All types of journalists have flocked here over the last few decades and while they are here they discover the Coleman Theater, experience a hometown football game, go to the Ku-Ku, find the Dobson Museum and genuinely get captured by us and the kindness they find here. But because of the distractions, often we are not asked, but how do you feel about this? Is it right or just to have Tar Creek run through this place and not be the joyous and safe playground for the grand kids to go to in the heat of the summer? Or do you worry when it rains that this might be the "big one?" Or more direly, are any of your health conditions linked to the toxic exposures that may linger here?

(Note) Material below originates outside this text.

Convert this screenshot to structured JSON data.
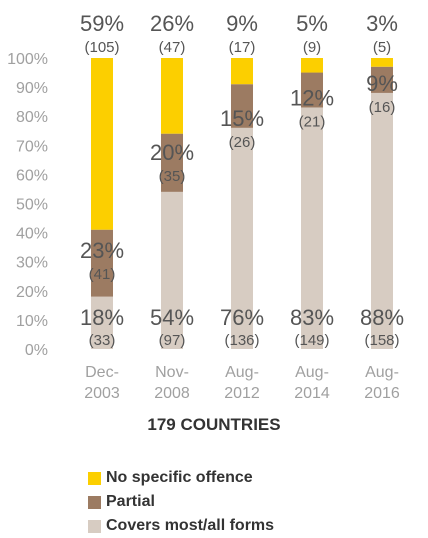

I see you at Red Cedar Recycling Center, briefly as we deposit our sorted wastes. It can come up in a simple conversation because as an environmental activist, recycling is sort of, get it? "sort" of the gateway to activism.


Get ready, the journalists are coming. Listen also this summer for the knocks on the door. Answer the calls, or the emails and the surveys. Have a turn. Get your story ready. Your story. Your turn is coming. What have you experienced? How have you felt, what will you share? What I have learned by writing these stories, humbly, that they are being read and hopefully instilling in you the understanding you, are part of the story.


You are the change you expect to happen. It begins with you and speaking up and out when you are asked to tell your story. As my son says, "Everybody gets a turn."